Friday, June 4, 2010

Aspects, part 3: What They Do

Now that I've made the decision to replace generic flaws with personalized aspects, the question of how they work still remains. Prior posts made the case that getting bonus character building resources and earning extra experience were both unsatisfactory for my purposes.

If you've taken a look at how Spirit of the Century uses aspects, you probably have a good idea of where I'm going. If not, aspects in that game can be good, bad, or both. To use an aspect to your benefit, you spend a fate point and invoke it. You then get a bonus to your roll because of the aspect. If the aspect has a negative quality to it, you gain a fate point if you active the aspect to complicate your situation. The GM can also compel a negative aspect, activating it when he thinks it would make things interesting and awarding you a fate point for your trouble.

In Houses of the Blooded, John Wick goes one further and makes all aspects double edged; every aspect has both a positive and a negative side. He does this because of the specific theme of his game, but I'm taking this idea for my own system for very different reasons. By my reasoning, if aspects are both bonus abilities and flaws, they stand a better chance of seeing use in game. If I know my group right, they'll start by using the positive portions of the aspects first, but as they get more comfortable with the system in general and their own aspects in particular, they'll bring the negative side into play.

That's all well and good, but what do aspects do in Shadowitz? Since the game's core resolution mechanic relies on accumulating successes, the easiest thing to is to make aspects give bonus dice when invoked. Yeah, this will likely violate my 10 dice max rule, but I'm willing to be a little flexible. Besides, since aspects require the expenditure of something to use, they're more likely to be edges that the PCs pull out when they need something extra, so most die pools will still likely stay within the 10 die barrier. I'm going to say an invoked aspect gives you a bonus of 2 dice on the roll. That seems significant without rocketing the die pool numbers into the land of unreasonable.

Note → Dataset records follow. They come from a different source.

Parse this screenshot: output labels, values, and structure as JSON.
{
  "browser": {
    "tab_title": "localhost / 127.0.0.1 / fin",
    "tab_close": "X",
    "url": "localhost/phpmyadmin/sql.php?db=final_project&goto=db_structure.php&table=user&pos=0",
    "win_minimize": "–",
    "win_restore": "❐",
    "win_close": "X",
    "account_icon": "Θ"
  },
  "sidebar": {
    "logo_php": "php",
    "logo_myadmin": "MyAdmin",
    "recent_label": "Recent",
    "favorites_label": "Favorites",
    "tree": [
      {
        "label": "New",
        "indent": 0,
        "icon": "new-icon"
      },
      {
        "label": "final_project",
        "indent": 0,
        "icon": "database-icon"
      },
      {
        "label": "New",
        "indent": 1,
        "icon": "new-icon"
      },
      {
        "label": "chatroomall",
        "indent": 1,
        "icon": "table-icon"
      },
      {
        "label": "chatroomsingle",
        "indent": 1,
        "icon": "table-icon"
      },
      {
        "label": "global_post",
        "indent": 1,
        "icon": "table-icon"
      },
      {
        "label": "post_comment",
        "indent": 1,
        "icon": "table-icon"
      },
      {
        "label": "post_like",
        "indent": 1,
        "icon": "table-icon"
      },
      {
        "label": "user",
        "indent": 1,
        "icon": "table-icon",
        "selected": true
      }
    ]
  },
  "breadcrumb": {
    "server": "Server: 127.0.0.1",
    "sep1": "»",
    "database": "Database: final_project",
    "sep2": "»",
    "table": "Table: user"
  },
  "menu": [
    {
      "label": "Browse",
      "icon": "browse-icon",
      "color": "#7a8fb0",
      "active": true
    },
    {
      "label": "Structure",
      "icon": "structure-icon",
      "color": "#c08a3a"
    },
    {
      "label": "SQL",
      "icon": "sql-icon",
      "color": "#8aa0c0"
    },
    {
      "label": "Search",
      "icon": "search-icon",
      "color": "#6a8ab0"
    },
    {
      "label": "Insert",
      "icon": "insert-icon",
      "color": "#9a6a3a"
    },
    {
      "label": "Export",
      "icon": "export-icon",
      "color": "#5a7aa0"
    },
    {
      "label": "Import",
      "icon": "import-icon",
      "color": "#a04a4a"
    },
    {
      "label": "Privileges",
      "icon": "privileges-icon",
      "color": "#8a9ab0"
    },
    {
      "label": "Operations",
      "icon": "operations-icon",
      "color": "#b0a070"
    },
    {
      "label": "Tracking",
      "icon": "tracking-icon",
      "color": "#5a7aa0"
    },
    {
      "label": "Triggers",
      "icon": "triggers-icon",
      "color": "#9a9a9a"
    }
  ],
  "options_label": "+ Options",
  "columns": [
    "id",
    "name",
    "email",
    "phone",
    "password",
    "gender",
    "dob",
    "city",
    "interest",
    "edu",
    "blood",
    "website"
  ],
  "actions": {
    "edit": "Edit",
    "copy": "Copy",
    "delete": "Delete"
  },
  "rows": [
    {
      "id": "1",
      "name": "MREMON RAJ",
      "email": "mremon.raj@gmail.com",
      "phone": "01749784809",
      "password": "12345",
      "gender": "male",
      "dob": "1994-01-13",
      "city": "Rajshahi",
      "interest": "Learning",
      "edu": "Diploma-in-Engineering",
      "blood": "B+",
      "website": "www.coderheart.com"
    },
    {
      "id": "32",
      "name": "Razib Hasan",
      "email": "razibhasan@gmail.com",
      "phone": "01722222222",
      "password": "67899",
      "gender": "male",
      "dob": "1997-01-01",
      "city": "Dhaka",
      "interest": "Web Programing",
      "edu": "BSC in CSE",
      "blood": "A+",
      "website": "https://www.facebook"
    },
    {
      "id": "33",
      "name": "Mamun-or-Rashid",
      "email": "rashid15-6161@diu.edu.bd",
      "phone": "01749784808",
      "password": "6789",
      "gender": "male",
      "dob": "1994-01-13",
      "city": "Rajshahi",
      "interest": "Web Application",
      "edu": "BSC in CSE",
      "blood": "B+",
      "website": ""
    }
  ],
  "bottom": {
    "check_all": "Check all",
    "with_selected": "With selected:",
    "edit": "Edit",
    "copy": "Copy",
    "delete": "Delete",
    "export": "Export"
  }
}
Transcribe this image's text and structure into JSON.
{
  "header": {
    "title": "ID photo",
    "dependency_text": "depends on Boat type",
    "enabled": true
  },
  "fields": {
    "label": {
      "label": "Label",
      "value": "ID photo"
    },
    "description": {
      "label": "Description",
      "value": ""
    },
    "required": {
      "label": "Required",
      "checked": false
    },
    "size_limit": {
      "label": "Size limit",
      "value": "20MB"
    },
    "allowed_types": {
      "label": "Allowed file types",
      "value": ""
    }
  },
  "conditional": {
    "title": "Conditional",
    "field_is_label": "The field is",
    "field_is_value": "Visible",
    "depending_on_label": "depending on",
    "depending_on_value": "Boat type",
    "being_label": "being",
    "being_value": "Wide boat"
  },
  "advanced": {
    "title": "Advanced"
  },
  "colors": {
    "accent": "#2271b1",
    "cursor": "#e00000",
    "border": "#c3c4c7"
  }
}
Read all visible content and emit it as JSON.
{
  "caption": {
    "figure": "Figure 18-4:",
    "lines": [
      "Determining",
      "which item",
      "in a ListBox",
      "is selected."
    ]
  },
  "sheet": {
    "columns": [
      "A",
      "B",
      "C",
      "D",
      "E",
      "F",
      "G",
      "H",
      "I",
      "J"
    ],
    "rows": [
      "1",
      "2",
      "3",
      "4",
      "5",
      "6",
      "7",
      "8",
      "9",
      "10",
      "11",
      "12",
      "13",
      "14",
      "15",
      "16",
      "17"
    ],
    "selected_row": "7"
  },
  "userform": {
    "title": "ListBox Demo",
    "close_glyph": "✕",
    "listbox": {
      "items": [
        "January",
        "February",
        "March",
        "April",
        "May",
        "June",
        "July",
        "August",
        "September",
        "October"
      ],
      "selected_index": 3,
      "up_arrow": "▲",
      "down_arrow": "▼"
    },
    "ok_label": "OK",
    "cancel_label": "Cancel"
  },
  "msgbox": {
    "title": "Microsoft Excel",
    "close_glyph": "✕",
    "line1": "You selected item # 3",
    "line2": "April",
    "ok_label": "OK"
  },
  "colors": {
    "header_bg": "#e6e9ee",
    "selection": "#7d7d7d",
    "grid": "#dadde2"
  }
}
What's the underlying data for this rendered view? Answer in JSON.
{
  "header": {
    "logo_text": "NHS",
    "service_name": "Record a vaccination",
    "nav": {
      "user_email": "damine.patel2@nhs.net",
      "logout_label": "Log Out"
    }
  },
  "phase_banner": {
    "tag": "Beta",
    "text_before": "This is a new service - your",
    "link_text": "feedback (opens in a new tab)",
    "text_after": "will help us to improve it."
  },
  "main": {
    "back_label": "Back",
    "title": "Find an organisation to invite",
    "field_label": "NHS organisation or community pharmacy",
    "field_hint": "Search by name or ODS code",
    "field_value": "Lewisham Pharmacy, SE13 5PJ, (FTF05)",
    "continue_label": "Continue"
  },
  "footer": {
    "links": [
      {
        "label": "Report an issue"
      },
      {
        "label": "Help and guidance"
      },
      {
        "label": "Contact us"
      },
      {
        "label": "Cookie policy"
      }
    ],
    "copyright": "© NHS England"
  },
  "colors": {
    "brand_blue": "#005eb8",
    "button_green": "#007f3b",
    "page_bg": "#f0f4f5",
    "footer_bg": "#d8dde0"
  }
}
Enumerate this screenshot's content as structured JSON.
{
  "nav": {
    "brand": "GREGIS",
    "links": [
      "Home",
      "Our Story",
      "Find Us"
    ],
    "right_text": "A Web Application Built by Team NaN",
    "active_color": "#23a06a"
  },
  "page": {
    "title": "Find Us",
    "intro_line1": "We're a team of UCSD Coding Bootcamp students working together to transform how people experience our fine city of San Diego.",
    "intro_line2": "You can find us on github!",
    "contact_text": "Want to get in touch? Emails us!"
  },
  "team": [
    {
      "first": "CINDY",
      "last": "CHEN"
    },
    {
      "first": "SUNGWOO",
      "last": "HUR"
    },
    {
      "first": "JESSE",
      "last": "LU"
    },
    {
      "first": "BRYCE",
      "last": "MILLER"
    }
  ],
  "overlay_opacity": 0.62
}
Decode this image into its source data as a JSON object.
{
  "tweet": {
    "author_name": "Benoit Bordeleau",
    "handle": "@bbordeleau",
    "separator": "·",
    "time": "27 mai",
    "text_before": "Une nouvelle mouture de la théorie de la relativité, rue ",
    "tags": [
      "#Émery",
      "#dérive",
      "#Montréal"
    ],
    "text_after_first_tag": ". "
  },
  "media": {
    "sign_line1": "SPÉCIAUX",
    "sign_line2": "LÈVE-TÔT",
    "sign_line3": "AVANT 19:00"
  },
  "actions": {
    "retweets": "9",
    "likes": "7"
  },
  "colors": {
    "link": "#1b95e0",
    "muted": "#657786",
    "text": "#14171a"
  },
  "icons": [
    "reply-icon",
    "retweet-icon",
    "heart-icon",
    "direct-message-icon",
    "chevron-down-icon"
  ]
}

On the flip side, when compelled, I'm leaving these ill defined mechanically. Instead of inflicting a mechanical penalty, I think it would be more interesting if the negative side of aspects had a role playing concept. This doesn't have to mean that negative aspects are irrelevant in combat, just that they have role playing applications instead of die mechanics. For example, in thinking of aspects for my current party, I have a couple of ideas already.

One character is a street sam played by a man with a particular love of the sacrificial last stand. It's manifested in many a game, and everyone is well aware of it. This player derives a special joy from plugging a doorway with his character and firing until his guns are empty and his body has gained 40 pounds of lead weight while he covers his teammate's retreat. Now, after he drops the rest of the team runs back into danger in order to retrieve him, which defeats the purpose, but that's a communication issue they're still working on.... One possible aspect for this character:

Runners, You Are Leaving!
  • Invoke - Gain 2 dice for any combat action that obstructs the opposition from pursuing your teammates. Yes, this includes killing the pursuers.
  • Compel - You'll cover your team's retreat, but won't be a part of it. Stand and fight for them.
Another player I have has a stated love of melee mages. In fact, in this game he specifically made a very different mage because he said that he always plays the mage who wants to fight hand to hand. The thing is, I don't think I've ever seen him actually play that character type. So, why not give him what he wants, and reward him for playing to type? Given that his mage is a shaman, this gives me the following idea:

Counting Coup
  • Invoke - Gain 2 dice when casting a combat spell with a range of touch.
  • Compel - Your desire to fight in close overwhelms your sense of tactics. You must move to melee on your next action, abandoning cover and ranged combat options.